Memory overload causing heartbeat error

Hi,

I’m running a homogenous refinement using cryoSPARC and I am encountering issues with memory overload. However, I’m wondering if something is not configured correctly. Unfortunately, I am not the admin on this cluster. Below is the last segment of the event log if that helps. I’ve given this process 96 GB of ram a single GPU and 16 CPU cores (though I am not sure the details of the processor units at this time).
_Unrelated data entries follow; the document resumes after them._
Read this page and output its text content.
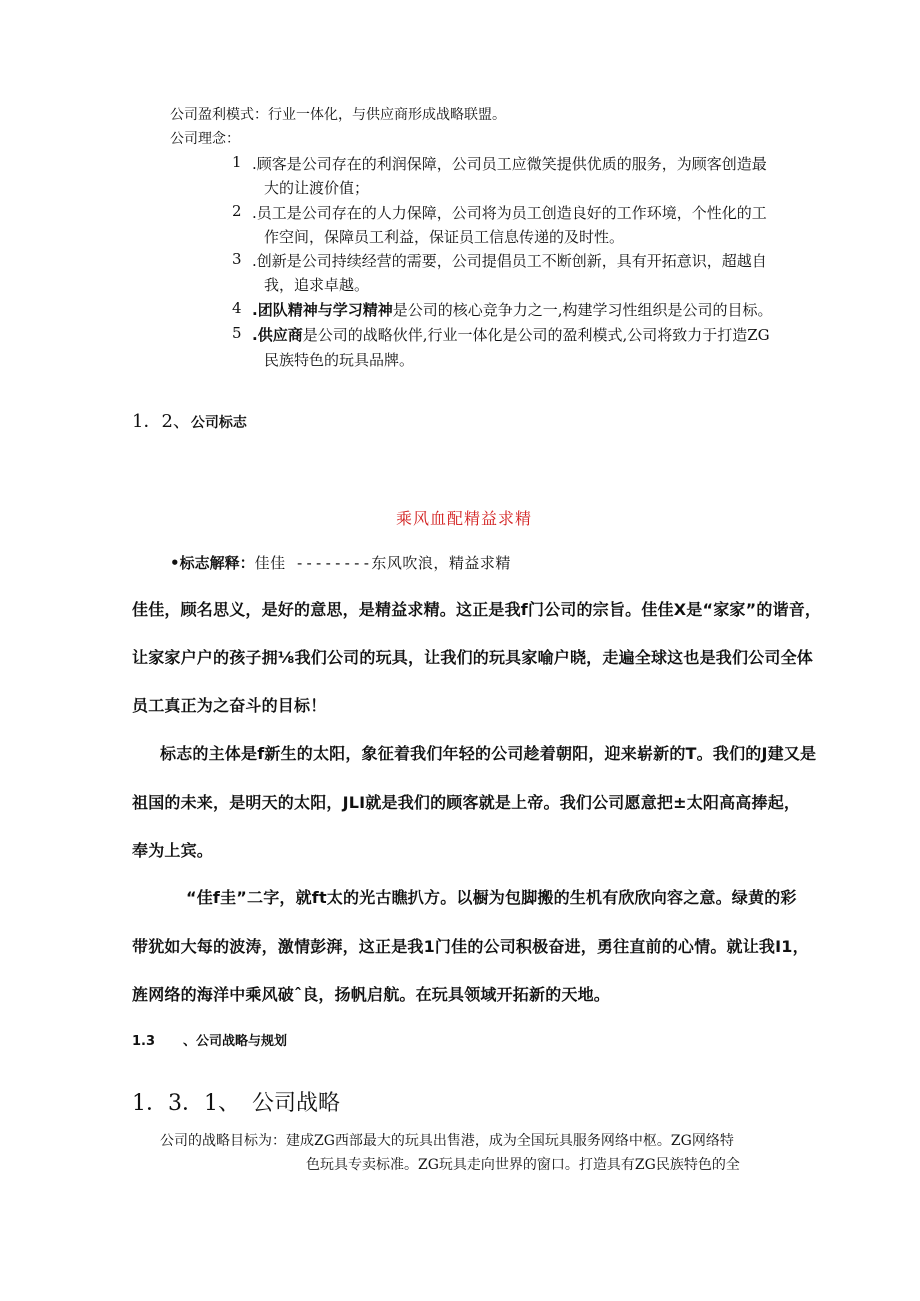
公司盈利模式：行业一体化，与供应商形成战略联盟。
公司理念：
1 .顾客是公司存在的利润保障，公司员工应微笑提供优质的服务，为顾客创造最
大的让渡价值；
2 .员工是公司存在的人力保障，公司将为员工创造良好的工作环境，个性化的工
作空间，保障员工利益，保证员工信息传递的及时性。
3 .创新是公司持续经营的需要，公司提倡员工不断创新，具有开拓意识，超越自
我，追求卓越。
4 .团队精神与学习精神是公司的核心竞争力之一,构建学习性组织是公司的目标。
5 .供应商是公司的战略伙伴,行业一体化是公司的盈利模式,公司将致力于打造ZG
民族特色的玩具品牌。
1．2、公司标志
乘风血配精益求精
•标志解释：佳佳 --------东风吹浪，精益求精
佳佳，顾名思义，是好的意思，是精益求精。这正是我f门公司的宗旨。佳佳X是“家家”的谐音，
让家家户户的孩子拥⅛我们公司的玩具，让我们的玩具家喻户晓，走遍全球这也是我们公司全体
员工真正为之奋斗的目标！
标志的主体是f新生的太阳，象征着我们年轻的公司趁着朝阳，迎来崭新的T。我们的J建又是
祖国的未来，是明天的太阳，JLI就是我们的顾客就是上帝。我们公司愿意把±太阳高高捧起，
奉为上宾。
“佳f圭”二字，就ft太的光古瞧扒方。以橱为包脚搬的生机有欣欣向容之意。绿黄的彩
带犹如大每的波涛，激情彭湃，这正是我1门佳的公司积极奋进，勇往直前的心情。就让我I1，
旌网络的海洋中乘风破ˆ良，扬帆启航。在玩具领域开拓新的天地。
1.3 、公司战略与规划
1．3．1、 公司战略
公司的战略目标为：建成ZG西部最大的玩具出售港，成为全国玩具服务网络中枢。ZG网络特
色玩具专卖标准。ZG玩具走向世界的窗口。打造具有ZG民族特色的全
:1: UserWarning: Cannot manually free CUDA array; will be freed when garbage collected
========= sending heartbeat at 2025-01-24 14:18:27.295828
:1: RuntimeWarning: invalid value encountered in true_divide
========= sending heartbeat at 2025-01-24 14:18:37.340825
========= sending heartbeat at 2025-01-24 14:18:47.357681
========= sending heartbeat at 2025-01-24 14:18:57.375894
/blue/rmckenna/apps/cryosparc/cryosparc_worker/cryosparc_compute/sigproc.py:656: FutureWarning: rcond parameter will change to the default of machine precision times max(M, N) where M and N are the input matrix dimensions.
To use the future default and silence this warning we advise to pass rcond=None, to keep using the old, explicitly pass rcond=-1.
x = n.linalg.lstsq(w.reshape((-1,1))A, wb)[0]
========= sending heartbeat at 2025-01-24 14:19:07.393951
========= sending heartbeat at 2025-01-24 14:19:17.405793
/blue/rmckenna/apps/cryosparc/cryosparc_worker/cryosparc_compute/plotutil.py:571: RuntimeWarning: divide by zero encountered in log
logabs = n.log(n.abs(fM))
========= sending heartbeat at 2025-01-24 14:19:27.420333
/blue/rmckenna/apps/cryosparc/cryosparc_worker/cryosparc_compute/plotutil.py:44: RuntimeWarning: invalid value encountered in sqrt
cradwn = n.sqrt(cradwn)
========= sending heartbeat at 2025-01-24 14:19:37.435207
========= sending heartbeat at 2025-01-24 14:19:47.452905
========= sending heartbeat at 2025-01-24 14:19:57.468302
========= sending heartbeat at 2025-01-24 14:20:07.487353
========= sending heartbeat at 2025-01-24 14:20:17.504962
========= sending heartbeat at 2025-01-24 14:20:27.645527
========= sending heartbeat at 2025-01-24 14:20:37.663808
========= sending heartbeat at 2025-01-24 14:20:47.677319
/blue/rmckenna/apps/cryosparc/cryosparc_worker/bin/cryosparcw: line 153: 404114 Killed python -c “import cryosparc_compute.run as run; run.run()” “$@”
slurmstepd: error: Detected 1 oom-kill event(s) in StepId=56603382.batch. Some of your processes may have been killed by the cgroup out-of-memory

Just going to leave this here in case anyone encounters this as it was quite simple, but annoying to find out. Double check with your administrator that the command line you’re using to adjust resource allocation is properly formatted.

Thanks for the update. So with the help of your sys admin, you were able to resolve this issue?